Writing for the Chicago Tribune, reviewer Louis R. Carlozo wrote that The Last Sin Eater fails because it tries to force "the round peg of evangelism into the square hole of creative excellence." However, the two aren't mutually exclusive. Michael Landon Jr. simply comes up a bit short on his attempt to mix faith and cinema.
It's not a heavy-handed message that mars Landon's film. Instead, it's the clumsy plot and cheap effects. Rated PG-13 for some brief scenes of intense violence, The Last Sin Eater portrays life in a rural Appalachian mountain village where Welsh immigrants still apply ritualistic customs. Enter the sin eater, a village outsider who presides over dead bodies and ceremonially takes on their sins by eating food sacrifices so the deceased can be spared judgment by God.

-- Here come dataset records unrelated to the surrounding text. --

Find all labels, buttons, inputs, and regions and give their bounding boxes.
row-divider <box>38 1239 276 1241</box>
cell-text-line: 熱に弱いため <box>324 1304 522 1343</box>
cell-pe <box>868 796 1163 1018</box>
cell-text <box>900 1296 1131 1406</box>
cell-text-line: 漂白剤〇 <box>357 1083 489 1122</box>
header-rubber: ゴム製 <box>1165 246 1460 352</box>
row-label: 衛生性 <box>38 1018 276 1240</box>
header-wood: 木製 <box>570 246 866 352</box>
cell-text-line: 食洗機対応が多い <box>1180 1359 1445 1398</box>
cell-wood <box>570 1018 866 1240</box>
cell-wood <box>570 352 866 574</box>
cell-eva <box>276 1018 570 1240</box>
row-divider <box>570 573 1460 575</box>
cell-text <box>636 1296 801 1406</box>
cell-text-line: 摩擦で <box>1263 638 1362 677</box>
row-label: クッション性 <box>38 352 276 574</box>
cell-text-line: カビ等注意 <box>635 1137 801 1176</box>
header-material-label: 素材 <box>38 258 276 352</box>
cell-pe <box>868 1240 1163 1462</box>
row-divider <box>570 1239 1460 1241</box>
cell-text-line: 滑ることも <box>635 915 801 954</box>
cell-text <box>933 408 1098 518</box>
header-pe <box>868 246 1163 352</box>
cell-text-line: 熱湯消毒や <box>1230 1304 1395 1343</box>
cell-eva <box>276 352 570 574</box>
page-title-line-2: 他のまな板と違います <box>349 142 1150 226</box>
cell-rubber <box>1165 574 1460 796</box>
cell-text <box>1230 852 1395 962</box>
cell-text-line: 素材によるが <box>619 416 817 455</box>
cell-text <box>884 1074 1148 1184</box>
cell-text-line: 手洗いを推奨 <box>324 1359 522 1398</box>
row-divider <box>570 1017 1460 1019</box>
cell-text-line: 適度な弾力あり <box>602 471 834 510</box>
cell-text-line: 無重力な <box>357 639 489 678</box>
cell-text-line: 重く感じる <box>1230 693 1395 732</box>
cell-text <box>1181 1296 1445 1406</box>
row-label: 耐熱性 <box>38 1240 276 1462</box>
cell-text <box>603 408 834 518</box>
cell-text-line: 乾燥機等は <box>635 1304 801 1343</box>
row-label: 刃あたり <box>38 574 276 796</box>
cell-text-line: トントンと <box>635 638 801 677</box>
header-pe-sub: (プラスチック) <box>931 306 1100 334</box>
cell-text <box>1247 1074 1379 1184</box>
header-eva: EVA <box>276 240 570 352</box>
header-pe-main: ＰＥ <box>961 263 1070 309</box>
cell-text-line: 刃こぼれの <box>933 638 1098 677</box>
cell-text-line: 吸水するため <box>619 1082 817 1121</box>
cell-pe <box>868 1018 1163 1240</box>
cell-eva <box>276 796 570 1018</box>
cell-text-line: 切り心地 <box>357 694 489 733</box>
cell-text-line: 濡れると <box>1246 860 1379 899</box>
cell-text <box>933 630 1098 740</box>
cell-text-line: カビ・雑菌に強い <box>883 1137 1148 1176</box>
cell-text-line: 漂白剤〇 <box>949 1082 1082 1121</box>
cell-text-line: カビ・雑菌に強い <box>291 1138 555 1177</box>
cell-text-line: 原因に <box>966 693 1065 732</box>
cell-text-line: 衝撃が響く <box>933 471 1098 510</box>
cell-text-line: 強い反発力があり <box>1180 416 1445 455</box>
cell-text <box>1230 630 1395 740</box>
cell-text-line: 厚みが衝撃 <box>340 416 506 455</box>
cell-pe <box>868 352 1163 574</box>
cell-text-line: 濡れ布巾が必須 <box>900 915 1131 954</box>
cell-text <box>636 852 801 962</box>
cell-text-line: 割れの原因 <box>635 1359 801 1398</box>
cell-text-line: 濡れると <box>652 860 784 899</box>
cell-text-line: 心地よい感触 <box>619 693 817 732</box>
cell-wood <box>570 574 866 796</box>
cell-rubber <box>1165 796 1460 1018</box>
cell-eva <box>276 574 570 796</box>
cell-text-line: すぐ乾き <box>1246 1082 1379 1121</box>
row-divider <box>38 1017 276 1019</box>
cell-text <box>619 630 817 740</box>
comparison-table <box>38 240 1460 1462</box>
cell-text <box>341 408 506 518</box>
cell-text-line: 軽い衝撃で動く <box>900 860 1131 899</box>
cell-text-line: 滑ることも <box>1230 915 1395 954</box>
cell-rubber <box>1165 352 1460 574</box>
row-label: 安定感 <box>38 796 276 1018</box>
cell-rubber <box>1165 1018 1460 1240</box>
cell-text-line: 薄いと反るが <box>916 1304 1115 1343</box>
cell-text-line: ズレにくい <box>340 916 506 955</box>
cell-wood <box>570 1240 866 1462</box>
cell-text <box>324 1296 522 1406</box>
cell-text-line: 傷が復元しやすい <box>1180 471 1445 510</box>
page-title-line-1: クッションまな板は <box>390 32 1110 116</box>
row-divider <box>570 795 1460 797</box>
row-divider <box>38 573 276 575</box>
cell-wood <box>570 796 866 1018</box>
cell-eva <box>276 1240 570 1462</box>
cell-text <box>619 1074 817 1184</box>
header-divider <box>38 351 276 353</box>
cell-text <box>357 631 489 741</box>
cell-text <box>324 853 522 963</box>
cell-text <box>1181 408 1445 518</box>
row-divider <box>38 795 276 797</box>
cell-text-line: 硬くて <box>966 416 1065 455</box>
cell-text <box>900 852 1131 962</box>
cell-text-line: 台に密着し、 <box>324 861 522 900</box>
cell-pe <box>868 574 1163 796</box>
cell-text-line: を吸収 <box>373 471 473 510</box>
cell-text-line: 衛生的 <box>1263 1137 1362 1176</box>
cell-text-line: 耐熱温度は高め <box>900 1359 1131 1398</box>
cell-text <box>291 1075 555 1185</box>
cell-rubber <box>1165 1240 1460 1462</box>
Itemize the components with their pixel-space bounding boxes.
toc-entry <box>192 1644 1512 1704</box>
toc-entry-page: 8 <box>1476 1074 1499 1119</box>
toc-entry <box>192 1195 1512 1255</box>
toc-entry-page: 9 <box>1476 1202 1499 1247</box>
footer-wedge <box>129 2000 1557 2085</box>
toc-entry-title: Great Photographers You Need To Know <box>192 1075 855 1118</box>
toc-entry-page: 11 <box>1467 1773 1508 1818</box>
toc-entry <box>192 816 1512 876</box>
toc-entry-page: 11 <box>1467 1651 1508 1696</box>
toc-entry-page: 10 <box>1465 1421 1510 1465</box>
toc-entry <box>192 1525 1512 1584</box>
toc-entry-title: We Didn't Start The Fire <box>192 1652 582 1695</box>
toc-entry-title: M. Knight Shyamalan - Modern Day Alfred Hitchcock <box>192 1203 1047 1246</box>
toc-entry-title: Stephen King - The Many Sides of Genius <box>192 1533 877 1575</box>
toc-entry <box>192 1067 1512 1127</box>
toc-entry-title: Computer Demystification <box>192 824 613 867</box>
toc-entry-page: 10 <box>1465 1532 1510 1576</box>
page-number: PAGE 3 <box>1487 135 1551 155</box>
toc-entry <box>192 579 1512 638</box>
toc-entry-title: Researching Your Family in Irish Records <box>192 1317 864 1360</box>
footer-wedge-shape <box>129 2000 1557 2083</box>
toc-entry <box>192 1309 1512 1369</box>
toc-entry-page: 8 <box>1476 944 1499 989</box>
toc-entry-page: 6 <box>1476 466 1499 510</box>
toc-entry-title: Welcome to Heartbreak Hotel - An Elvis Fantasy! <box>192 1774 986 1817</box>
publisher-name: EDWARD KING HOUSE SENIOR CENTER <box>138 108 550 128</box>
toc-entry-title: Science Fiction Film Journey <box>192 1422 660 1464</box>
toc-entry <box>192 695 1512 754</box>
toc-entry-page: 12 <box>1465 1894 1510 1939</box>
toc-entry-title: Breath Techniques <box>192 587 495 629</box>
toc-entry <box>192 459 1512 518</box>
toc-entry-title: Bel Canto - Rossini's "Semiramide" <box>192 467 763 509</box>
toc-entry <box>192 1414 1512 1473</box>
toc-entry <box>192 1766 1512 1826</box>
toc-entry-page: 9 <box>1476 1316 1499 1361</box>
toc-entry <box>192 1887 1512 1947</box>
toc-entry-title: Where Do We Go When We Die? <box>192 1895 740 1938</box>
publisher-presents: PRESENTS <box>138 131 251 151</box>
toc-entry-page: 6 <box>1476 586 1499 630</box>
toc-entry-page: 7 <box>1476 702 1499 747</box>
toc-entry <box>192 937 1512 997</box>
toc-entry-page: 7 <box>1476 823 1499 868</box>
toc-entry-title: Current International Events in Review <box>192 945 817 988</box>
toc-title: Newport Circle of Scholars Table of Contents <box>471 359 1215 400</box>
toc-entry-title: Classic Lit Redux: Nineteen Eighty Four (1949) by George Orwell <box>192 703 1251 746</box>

A 10-year-old girl named Cadi Forbes (Liana Liberato) takes an intense interest in the cove's sin eater when she reckons the sin eater can take away an intense guilt she feels for her younger sister's death. Along the way, Cadi meets a superfluous little girl angel (or not) and teams up with a slightly older boy (Soren Fulton) to find the reclusive sin eater. Ultimately the sin eating custom fails to absolve her guilt. But learning about the original sin eater, Jesus, does.
Films made in the past decade rarely struggle with effects. But The Last Sin Eater's special effects make the film look like an old Lifetime TV special. One scene featuring Cadi struggling to cross a log bridge makes viewers worry that if she falls, she'll tumble through the bluescreen, not a raging river. It's hard to imagine The Last Sin Eater's filmmakers really needed to soil their film with such a poorly shot scene. But there's no hiding its cheapness on the big screen.